At least 35 civilians were killed on Saturday as government forces and rebel fighters exchanged fire in Syria's main northern city of Aleppo, a monitoring group said. The Syrian Observatory for Human Rights said the dead included 18 civilians, two of them children, killed in regime air strikes on Al-Maadi and Sheikh al-Lutfi, two rebel-held neighborhoods in east Aleppo. "Seventeen other civilians were killed when rebel groups fired rockets on neighborhoods controlled by the regime, including Suleimaniyah and other areas," the Britain-based group said. Pictures circulating on social media depicted significant damage.

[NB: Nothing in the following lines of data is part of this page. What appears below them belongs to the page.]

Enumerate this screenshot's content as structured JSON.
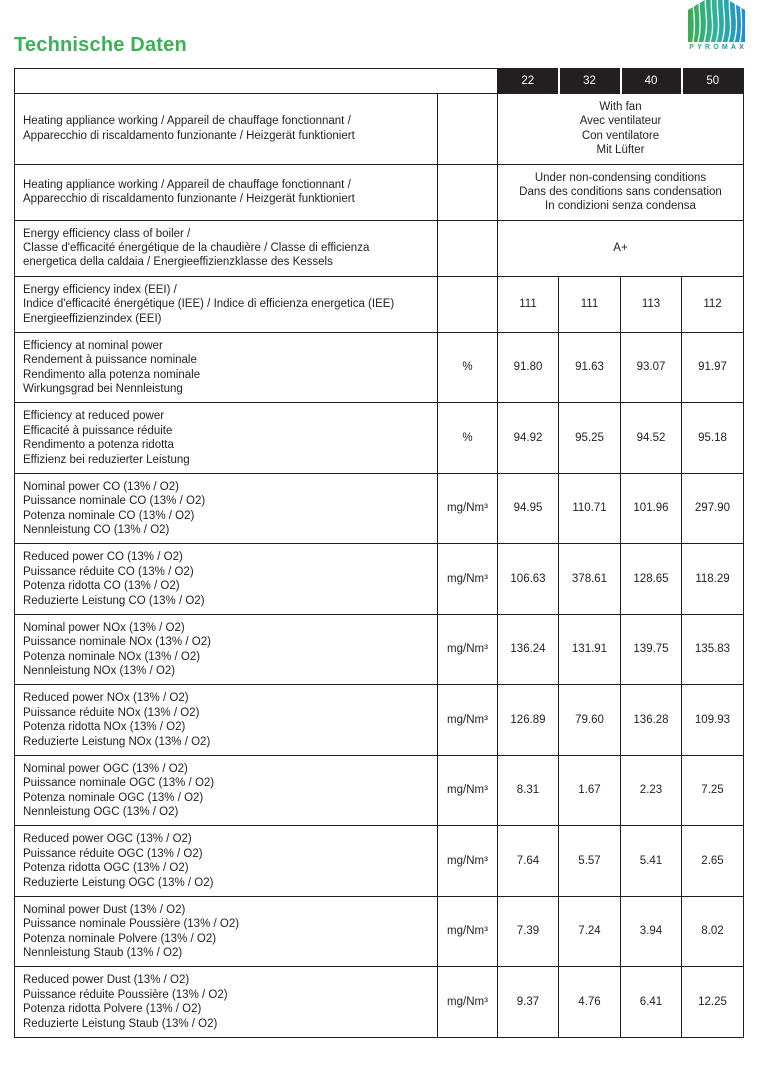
{
  "page": {
    "title": "Technische Daten"
  },
  "logo": {
    "brand": "PYROMAX",
    "letter_colors": [
      "#3aa85a",
      "#34a96e",
      "#2ea982",
      "#28a899",
      "#2197b5",
      "#1d87c4",
      "#1979cd"
    ],
    "house_gradient": [
      "#3bad53",
      "#2fb39b",
      "#1a8fd1"
    ],
    "title_green": "#3db157",
    "header_dark": "#231f20"
  },
  "table": {
    "models": [
      "22",
      "32",
      "40",
      "50"
    ],
    "rows": [
      {
        "label_lines": [
          "Heating appliance working / Appareil de chauffage fonctionnant /",
          "Apparecchio di riscaldamento funzionante / Heizgerät funktioniert"
        ],
        "unit": "",
        "span_value_lines": [
          "With fan",
          "Avec ventilateur",
          "Con ventilatore",
          "Mit Lüfter"
        ]
      },
      {
        "label_lines": [
          "Heating appliance working / Appareil de chauffage fonctionnant /",
          "Apparecchio di riscaldamento funzionante / Heizgerät funktioniert"
        ],
        "unit": "",
        "span_value_lines": [
          "Under non-condensing conditions",
          "Dans des conditions sans condensation",
          "In condizioni senza condensa"
        ]
      },
      {
        "label_lines": [
          "Energy efficiency class of boiler /",
          "Classe d'efficacité énergétique de la chaudière / Classe di efficienza",
          "energetica della caldaia / Energieeffizienzklasse des Kessels"
        ],
        "unit": "",
        "span_value_lines": [
          "A+"
        ]
      },
      {
        "label_lines": [
          "Energy efficiency index (EEI) /",
          "Indice d'efficacité énergétique (IEE) / Indice di efficienza energetica (IEE)",
          "Energieeffizienzindex (EEI)"
        ],
        "unit": "",
        "values": [
          "111",
          "111",
          "113",
          "112"
        ]
      },
      {
        "label_lines": [
          "Efficiency at nominal power",
          "Rendement à puissance nominale",
          "Rendimento alla potenza nominale",
          "Wirkungsgrad bei Nennleistung"
        ],
        "unit": "%",
        "values": [
          "91.80",
          "91.63",
          "93.07",
          "91.97"
        ]
      },
      {
        "label_lines": [
          "Efficiency at reduced power",
          "Efficacité à puissance réduite",
          "Rendimento a potenza ridotta",
          "Effizienz bei reduzierter Leistung"
        ],
        "unit": "%",
        "values": [
          "94.92",
          "95.25",
          "94.52",
          "95.18"
        ]
      },
      {
        "label_lines": [
          "Nominal power CO (13% / O2)",
          "Puissance nominale CO (13% / O2)",
          "Potenza nominale CO (13% / O2)",
          "Nennleistung CO (13% / O2)"
        ],
        "unit": "mg/Nm³",
        "values": [
          "94.95",
          "110.71",
          "101.96",
          "297.90"
        ]
      },
      {
        "label_lines": [
          "Reduced power CO (13% / O2)",
          "Puissance réduite CO (13% / O2)",
          "Potenza ridotta CO (13% / O2)",
          "Reduzierte Leistung CO (13% / O2)"
        ],
        "unit": "mg/Nm³",
        "values": [
          "106.63",
          "378.61",
          "128.65",
          "118.29"
        ]
      },
      {
        "label_lines": [
          "Nominal power NOx (13% / O2)",
          "Puissance nominale NOx (13% / O2)",
          "Potenza nominale NOx (13% / O2)",
          "Nennleistung NOx (13% / O2)"
        ],
        "unit": "mg/Nm³",
        "values": [
          "136.24",
          "131.91",
          "139.75",
          "135.83"
        ]
      },
      {
        "label_lines": [
          "Reduced power NOx (13% / O2)",
          "Puissance réduite NOx (13% / O2)",
          "Potenza ridotta NOx (13% / O2)",
          "Reduzierte Leistung NOx (13% / O2)"
        ],
        "unit": "mg/Nm³",
        "values": [
          "126.89",
          "79.60",
          "136.28",
          "109.93"
        ]
      },
      {
        "label_lines": [
          "Nominal power OGC (13% / O2)",
          "Puissance nominale OGC (13% / O2)",
          "Potenza nominale OGC (13% / O2)",
          "Nennleistung OGC (13% / O2)"
        ],
        "unit": "mg/Nm³",
        "values": [
          "8.31",
          "1.67",
          "2.23",
          "7.25"
        ]
      },
      {
        "label_lines": [
          "Reduced power OGC (13% / O2)",
          "Puissance réduite OGC (13% / O2)",
          "Potenza ridotta OGC (13% / O2)",
          "Reduzierte Leistung OGC (13% / O2)"
        ],
        "unit": "mg/Nm³",
        "values": [
          "7.64",
          "5.57",
          "5.41",
          "2.65"
        ]
      },
      {
        "label_lines": [
          "Nominal power Dust (13% / O2)",
          "Puissance nominale Poussière (13% / O2)",
          "Potenza nominale Polvere (13% / O2)",
          "Nennleistung Staub (13% / O2)"
        ],
        "unit": "mg/Nm³",
        "values": [
          "7.39",
          "7.24",
          "3.94",
          "8.02"
        ]
      },
      {
        "label_lines": [
          "Reduced power Dust (13% / O2)",
          "Puissance réduite Poussière (13% / O2)",
          "Potenza ridotta Polvere (13% / O2)",
          "Reduzierte Leistung Staub (13% / O2)"
        ],
        "unit": "mg/Nm³",
        "values": [
          "9.37",
          "4.76",
          "6.41",
          "12.25"
        ]
      }
    ]
  }
}
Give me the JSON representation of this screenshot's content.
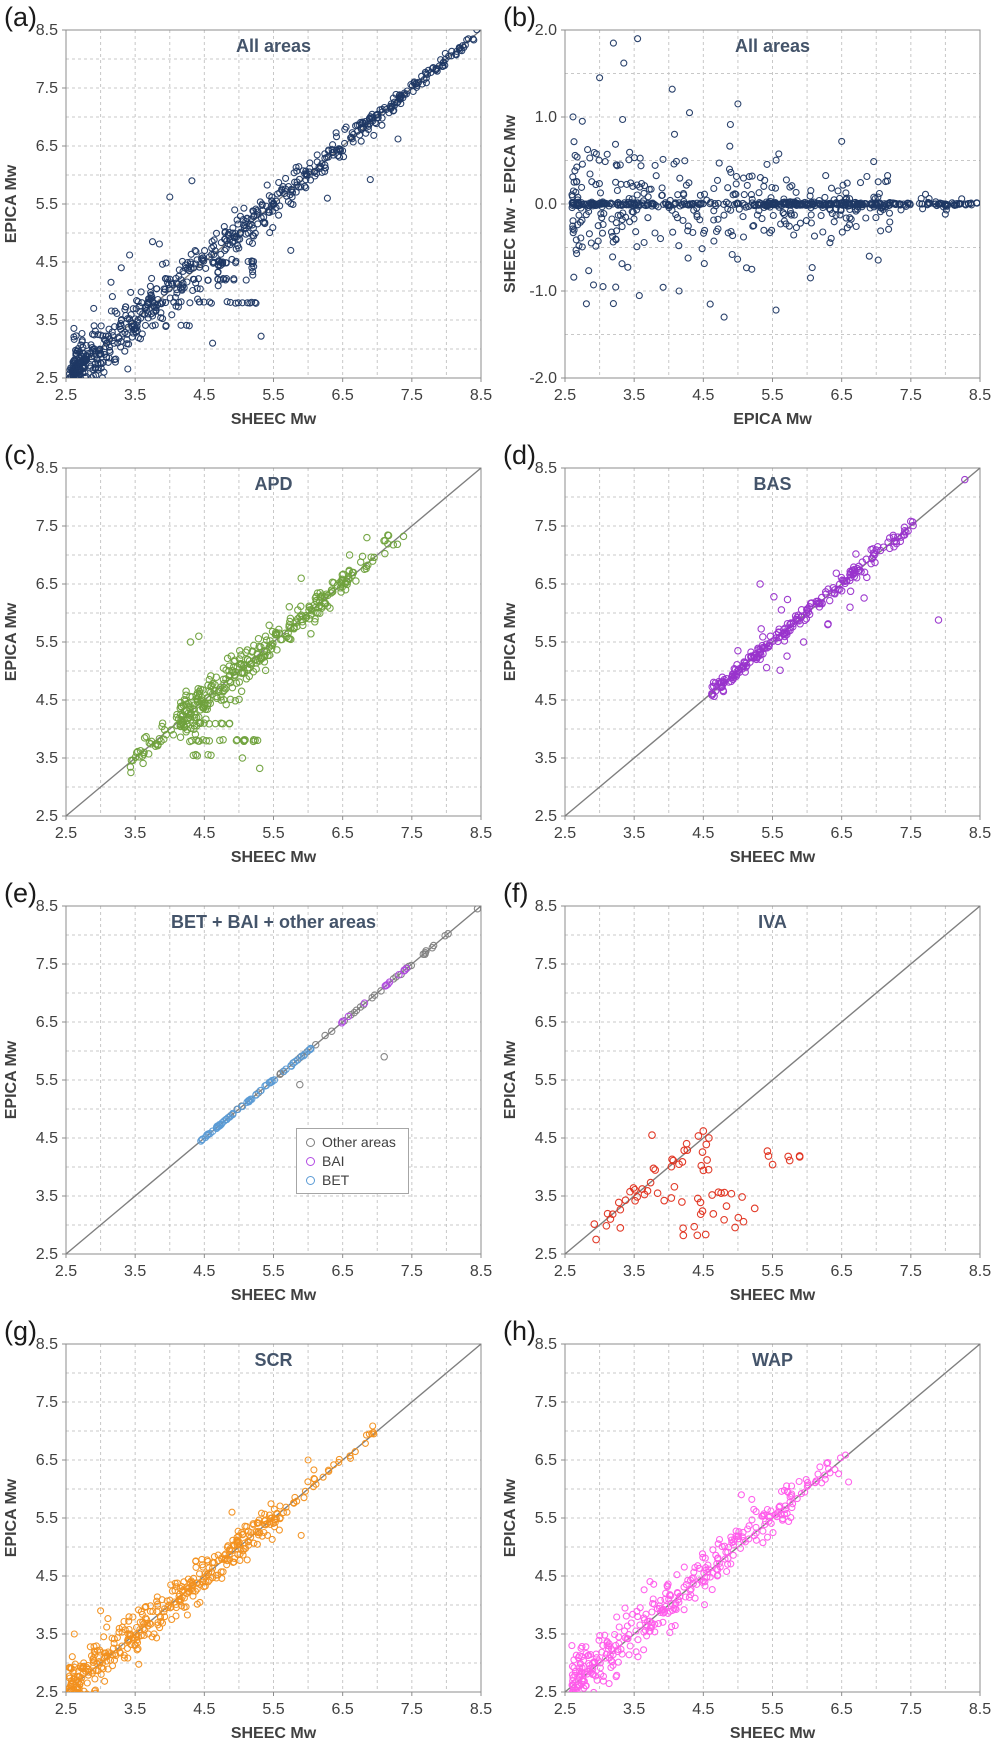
{
  "chart_data": [
    {
      "type": "scatter",
      "label": "(a)",
      "title": "All areas",
      "xlabel": "SHEEC Mw",
      "ylabel": "EPICA Mw",
      "xlim": [
        2.5,
        8.5
      ],
      "ylim": [
        2.5,
        8.5
      ],
      "xticks": [
        2.5,
        3.5,
        4.5,
        5.5,
        6.5,
        7.5,
        8.5
      ],
      "yticks": [
        2.5,
        3.5,
        4.5,
        5.5,
        6.5,
        7.5,
        8.5
      ],
      "grid_step": 0.5,
      "diagonal": true,
      "color": "#1F3864",
      "marker_radius": 3,
      "seed": 11,
      "series": [
        {
          "mode": "diag",
          "count": 560,
          "x_min": 2.6,
          "x_max": 7.4,
          "bias": 1.6,
          "sigma": 0.3,
          "tighten": 0.72,
          "outliers": [
            [
              4.0,
              5.62
            ],
            [
              4.32,
              5.9
            ],
            [
              3.42,
              4.62
            ],
            [
              6.9,
              5.92
            ],
            [
              5.32,
              3.22
            ],
            [
              4.62,
              3.1
            ],
            [
              6.28,
              5.6
            ],
            [
              3.05,
              2.6
            ],
            [
              7.3,
              6.62
            ],
            [
              3.3,
              4.4
            ],
            [
              3.75,
              4.85
            ],
            [
              2.9,
              3.7
            ],
            [
              3.15,
              4.15
            ],
            [
              5.75,
              4.7
            ]
          ]
        },
        {
          "mode": "diag",
          "count": 70,
          "x_min": 7.2,
          "x_max": 8.48,
          "bias": 1.1,
          "sigma": 0.05,
          "tighten": 0
        },
        {
          "mode": "diag",
          "count": 45,
          "x_min": 2.55,
          "x_max": 2.8,
          "bias": 1.0,
          "sigma": 0.06,
          "tighten": 0
        }
      ],
      "rows": [
        {
          "y": 3.8,
          "x_min": 3.35,
          "x_max": 5.3,
          "count": 26
        },
        {
          "y": 4.2,
          "x_min": 3.9,
          "x_max": 5.25,
          "count": 16
        },
        {
          "y": 4.5,
          "x_min": 4.15,
          "x_max": 5.3,
          "count": 12
        },
        {
          "y": 5.0,
          "x_min": 4.65,
          "x_max": 5.5,
          "count": 9
        },
        {
          "y": 3.4,
          "x_min": 3.2,
          "x_max": 4.3,
          "count": 10
        }
      ],
      "cols": [
        {
          "x": 5.2,
          "y_min": 4.25,
          "y_max": 5.45,
          "count": 14
        },
        {
          "x": 4.7,
          "y_min": 4.05,
          "y_max": 4.8,
          "count": 8
        }
      ]
    },
    {
      "type": "scatter",
      "label": "(b)",
      "title": "All areas",
      "xlabel": "EPICA Mw",
      "ylabel": "SHEEC Mw - EPICA Mw",
      "xlim": [
        2.5,
        8.5
      ],
      "ylim": [
        -2,
        2
      ],
      "xticks": [
        2.5,
        3.5,
        4.5,
        5.5,
        6.5,
        7.5,
        8.5
      ],
      "yticks": [
        -2,
        -1,
        0,
        1,
        2
      ],
      "grid_step": 0.5,
      "diagonal": false,
      "color": "#1F3864",
      "marker_radius": 3,
      "seed": 22,
      "series": [
        {
          "mode": "resid",
          "count": 520,
          "x_min": 2.6,
          "x_max": 7.2,
          "bias": 1.5,
          "sigma": 0.42,
          "tighten": 0.55,
          "zero_frac": 0.38,
          "outliers": [
            [
              3.2,
              1.85
            ],
            [
              3.55,
              1.9
            ],
            [
              3.35,
              1.62
            ],
            [
              3.0,
              1.45
            ],
            [
              4.05,
              1.32
            ],
            [
              4.3,
              1.05
            ],
            [
              5.0,
              1.15
            ],
            [
              2.75,
              0.95
            ],
            [
              6.5,
              0.72
            ],
            [
              4.6,
              -1.15
            ],
            [
              5.55,
              -1.22
            ],
            [
              4.15,
              -1.0
            ],
            [
              6.05,
              -0.85
            ],
            [
              3.05,
              -0.95
            ],
            [
              5.2,
              -0.75
            ],
            [
              6.9,
              -0.6
            ],
            [
              4.8,
              -1.3
            ]
          ]
        },
        {
          "mode": "resid",
          "count": 200,
          "x_min": 5.2,
          "x_max": 8.48,
          "bias": 0.9,
          "sigma": 0.06,
          "tighten": 0,
          "zero_frac": 0.75
        }
      ]
    },
    {
      "type": "scatter",
      "label": "(c)",
      "title": "APD",
      "xlabel": "SHEEC Mw",
      "ylabel": "EPICA Mw",
      "xlim": [
        2.5,
        8.5
      ],
      "ylim": [
        2.5,
        8.5
      ],
      "xticks": [
        2.5,
        3.5,
        4.5,
        5.5,
        6.5,
        7.5,
        8.5
      ],
      "yticks": [
        2.5,
        3.5,
        4.5,
        5.5,
        6.5,
        7.5,
        8.5
      ],
      "grid_step": 0.5,
      "diagonal": true,
      "color": "#6FA13C",
      "marker_radius": 3.2,
      "seed": 33,
      "series": [
        {
          "mode": "diag",
          "count": 300,
          "x_min": 4.15,
          "x_max": 6.6,
          "bias": 1.35,
          "sigma": 0.22,
          "tighten": 0.55,
          "outliers": [
            [
              5.3,
              3.32
            ],
            [
              5.05,
              3.5
            ],
            [
              4.42,
              5.6
            ],
            [
              4.3,
              5.5
            ],
            [
              6.85,
              7.3
            ],
            [
              7.38,
              7.32
            ],
            [
              6.6,
              7.0
            ],
            [
              5.9,
              6.6
            ]
          ]
        },
        {
          "mode": "diag",
          "count": 40,
          "x_min": 3.42,
          "x_max": 4.2,
          "bias": 1,
          "sigma": 0.1,
          "tighten": 0
        },
        {
          "mode": "diag",
          "count": 25,
          "x_min": 6.5,
          "x_max": 7.3,
          "bias": 1,
          "sigma": 0.12,
          "tighten": 0
        }
      ],
      "rows": [
        {
          "y": 3.8,
          "x_min": 4.25,
          "x_max": 5.3,
          "count": 20
        },
        {
          "y": 4.1,
          "x_min": 4.3,
          "x_max": 5.2,
          "count": 10
        },
        {
          "y": 4.5,
          "x_min": 4.35,
          "x_max": 5.15,
          "count": 8
        },
        {
          "y": 3.55,
          "x_min": 4.3,
          "x_max": 4.9,
          "count": 5
        }
      ]
    },
    {
      "type": "scatter",
      "label": "(d)",
      "title": "BAS",
      "xlabel": "SHEEC Mw",
      "ylabel": "EPICA Mw",
      "xlim": [
        2.5,
        8.5
      ],
      "ylim": [
        2.5,
        8.5
      ],
      "xticks": [
        2.5,
        3.5,
        4.5,
        5.5,
        6.5,
        7.5,
        8.5
      ],
      "yticks": [
        2.5,
        3.5,
        4.5,
        5.5,
        6.5,
        7.5,
        8.5
      ],
      "grid_step": 0.5,
      "diagonal": true,
      "color": "#9933CC",
      "marker_radius": 3.2,
      "seed": 44,
      "series": [
        {
          "mode": "diag",
          "count": 210,
          "x_min": 4.62,
          "x_max": 7.55,
          "bias": 1.25,
          "sigma": 0.06,
          "tighten": 0,
          "outliers": [
            [
              5.32,
              6.5
            ],
            [
              5.52,
              6.28
            ],
            [
              7.9,
              5.88
            ],
            [
              6.62,
              6.1
            ],
            [
              5.95,
              5.5
            ],
            [
              6.3,
              5.8
            ],
            [
              8.28,
              8.3
            ],
            [
              5.0,
              5.35
            ]
          ]
        },
        {
          "mode": "diag",
          "count": 26,
          "x_min": 5.3,
          "x_max": 7.0,
          "bias": 1.1,
          "sigma": 0.28,
          "tighten": 0
        }
      ]
    },
    {
      "type": "scatter",
      "label": "(e)",
      "title": "BET + BAI + other areas",
      "xlabel": "SHEEC Mw",
      "ylabel": "EPICA Mw",
      "xlim": [
        2.5,
        8.5
      ],
      "ylim": [
        2.5,
        8.5
      ],
      "xticks": [
        2.5,
        3.5,
        4.5,
        5.5,
        6.5,
        7.5,
        8.5
      ],
      "yticks": [
        2.5,
        3.5,
        4.5,
        5.5,
        6.5,
        7.5,
        8.5
      ],
      "grid_step": 0.5,
      "diagonal": true,
      "color": "#7F7F7F",
      "marker_radius": 3.2,
      "seed": 55,
      "legend": true,
      "series": [
        {
          "name": "Other areas",
          "color": "#7F7F7F",
          "mode": "diag",
          "count": 42,
          "x_min": 4.7,
          "x_max": 8.48,
          "bias": 0.8,
          "sigma": 0.012,
          "tighten": 0,
          "outliers": [
            [
              5.88,
              5.42
            ],
            [
              7.1,
              5.9
            ]
          ]
        },
        {
          "name": "BAI",
          "color": "#B24BE3",
          "mode": "diag",
          "count": 12,
          "x_min": 6.45,
          "x_max": 7.62,
          "bias": 1,
          "sigma": 0.008,
          "tighten": 0
        },
        {
          "name": "BET",
          "color": "#5B9BD5",
          "mode": "diag",
          "count": 60,
          "x_min": 4.45,
          "x_max": 6.05,
          "bias": 1.15,
          "sigma": 0.008,
          "tighten": 0
        }
      ]
    },
    {
      "type": "scatter",
      "label": "(f)",
      "title": "IVA",
      "xlabel": "SHEEC Mw",
      "ylabel": "EPICA Mw",
      "xlim": [
        2.5,
        8.5
      ],
      "ylim": [
        2.5,
        8.5
      ],
      "xticks": [
        2.5,
        3.5,
        4.5,
        5.5,
        6.5,
        7.5,
        8.5
      ],
      "yticks": [
        2.5,
        3.5,
        4.5,
        5.5,
        6.5,
        7.5,
        8.5
      ],
      "grid_step": 0.5,
      "diagonal": true,
      "color": "#E0301E",
      "marker_radius": 3.3,
      "seed": 66,
      "series": [
        {
          "mode": "diag",
          "count": 16,
          "x_min": 2.92,
          "x_max": 3.75,
          "bias": 1,
          "sigma": 0.1,
          "tighten": 0,
          "outliers": [
            [
              4.5,
              4.62
            ],
            [
              4.58,
              4.5
            ],
            [
              2.95,
              2.75
            ],
            [
              3.3,
              2.95
            ]
          ]
        },
        {
          "mode": "uniform",
          "count": 18,
          "x_min": 3.75,
          "x_max": 4.65,
          "y_min": 3.9,
          "y_max": 4.6
        },
        {
          "mode": "uniform",
          "count": 16,
          "x_min": 4.4,
          "x_max": 5.5,
          "y_min": 3.05,
          "y_max": 3.6
        },
        {
          "mode": "uniform",
          "count": 7,
          "x_min": 5.35,
          "x_max": 5.9,
          "y_min": 3.95,
          "y_max": 4.3
        },
        {
          "mode": "uniform",
          "count": 6,
          "x_min": 4.2,
          "x_max": 5.05,
          "y_min": 2.7,
          "y_max": 3.0
        },
        {
          "mode": "uniform",
          "count": 6,
          "x_min": 3.6,
          "x_max": 4.2,
          "y_min": 3.3,
          "y_max": 3.7
        }
      ]
    },
    {
      "type": "scatter",
      "label": "(g)",
      "title": "SCR",
      "xlabel": "SHEEC Mw",
      "ylabel": "EPICA Mw",
      "xlim": [
        2.5,
        8.5
      ],
      "ylim": [
        2.5,
        8.5
      ],
      "xticks": [
        2.5,
        3.5,
        4.5,
        5.5,
        6.5,
        7.5,
        8.5
      ],
      "yticks": [
        2.5,
        3.5,
        4.5,
        5.5,
        6.5,
        7.5,
        8.5
      ],
      "grid_step": 0.5,
      "diagonal": true,
      "color": "#F2901D",
      "marker_radius": 3,
      "seed": 77,
      "series": [
        {
          "mode": "diag",
          "count": 400,
          "x_min": 2.55,
          "x_max": 5.6,
          "bias": 1.45,
          "sigma": 0.22,
          "tighten": 0.35,
          "outliers": [
            [
              2.62,
              3.5
            ],
            [
              3.0,
              3.9
            ],
            [
              4.9,
              5.6
            ],
            [
              5.9,
              5.2
            ],
            [
              2.55,
              2.52
            ],
            [
              6.0,
              6.5
            ],
            [
              6.95,
              6.95
            ]
          ]
        },
        {
          "mode": "diag",
          "count": 30,
          "x_min": 5.6,
          "x_max": 7.0,
          "bias": 1,
          "sigma": 0.08,
          "tighten": 0
        }
      ]
    },
    {
      "type": "scatter",
      "label": "(h)",
      "title": "WAP",
      "xlabel": "SHEEC Mw",
      "ylabel": "EPICA Mw",
      "xlim": [
        2.5,
        8.5
      ],
      "ylim": [
        2.5,
        8.5
      ],
      "xticks": [
        2.5,
        3.5,
        4.5,
        5.5,
        6.5,
        7.5,
        8.5
      ],
      "yticks": [
        2.5,
        3.5,
        4.5,
        5.5,
        6.5,
        7.5,
        8.5
      ],
      "grid_step": 0.5,
      "diagonal": true,
      "color": "#FF5BEB",
      "marker_radius": 3,
      "seed": 88,
      "series": [
        {
          "mode": "diag",
          "count": 340,
          "x_min": 2.6,
          "x_max": 5.8,
          "bias": 1.4,
          "sigma": 0.24,
          "tighten": 0.35,
          "offset": 0.05,
          "outliers": [
            [
              2.68,
              2.62
            ],
            [
              6.6,
              6.12
            ],
            [
              5.05,
              5.9
            ],
            [
              5.2,
              5.82
            ],
            [
              2.6,
              3.3
            ]
          ]
        },
        {
          "mode": "diag",
          "count": 25,
          "x_min": 5.7,
          "x_max": 6.6,
          "bias": 1,
          "sigma": 0.12,
          "tighten": 0
        }
      ]
    }
  ]
}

Besides the fire exchange, the also carried out an airstrike as it does frequently on the opposition-held neighborhoods. The air raid struck near a school in an opposition-held neighborhood in the northern city of Aleppo on Sunday, killing at least nine people, including five children, activists said. The Aleppo Media Center and the Britain-based Syrian Observatory for Human Rights said the air raid hit the opposition-held Ansari neighborhood. The bloodshed comes a day after rebel shelling and government airstrikes killed more than 30 people on both sides of the divided city, which is carved into government- and rebel-controlled areas. The Observatory said at least nine people were killed in Sunday's airstrike, and warned that the tally could rise because many of the wounded were in critical condition. The Aleppo Media Center put the death toll at 10 and said dozens of people were wounded.
Also Sunday, the head of the U.N. agency that supports Palestinians visited refugees from the embattled Palestinian camp of Yarmouk in Damascus. The Palestinians fled Yarmouk, where heavy fighting has raged since Islamic State of Iraq and al-Sham (ISIS) militants stormed the district more than a week ago, for a nearby government-controlled area of the Syrian capital. UNRWA chief Pierre Krahenbuhl met with some 120 Palestinians who have found temporary refuge at a school in the Tadamon neighborhood. The Palestinians recalled the humanitarian crisis inside Yarmouk, where residents have already endured a more than two-year government siege, starvation and disease. "The conditions were very difficult," said Rahaf Qadri, who left Yarmouk 10 days ago. "There was no food, and diseases have started to spread." Qadri said her husband is still in the camp, and has joined Palestinian factions trying to protect Yarmouk from the ISIS incursion. Another Yarmouk refugee, 50-year-old Mohammad al-Halabi, deplored the lack of food and electricity in the camp, and said the situation worsened with the attack by ISIS militants. "We saw some people being beheaded and heard gunshots to terrorize people," al-Halabi told The Associated Press. "They warned us that unless we join them, our heads will be cut off. "We refused and later the Palestinian factions came and we left with them," he said.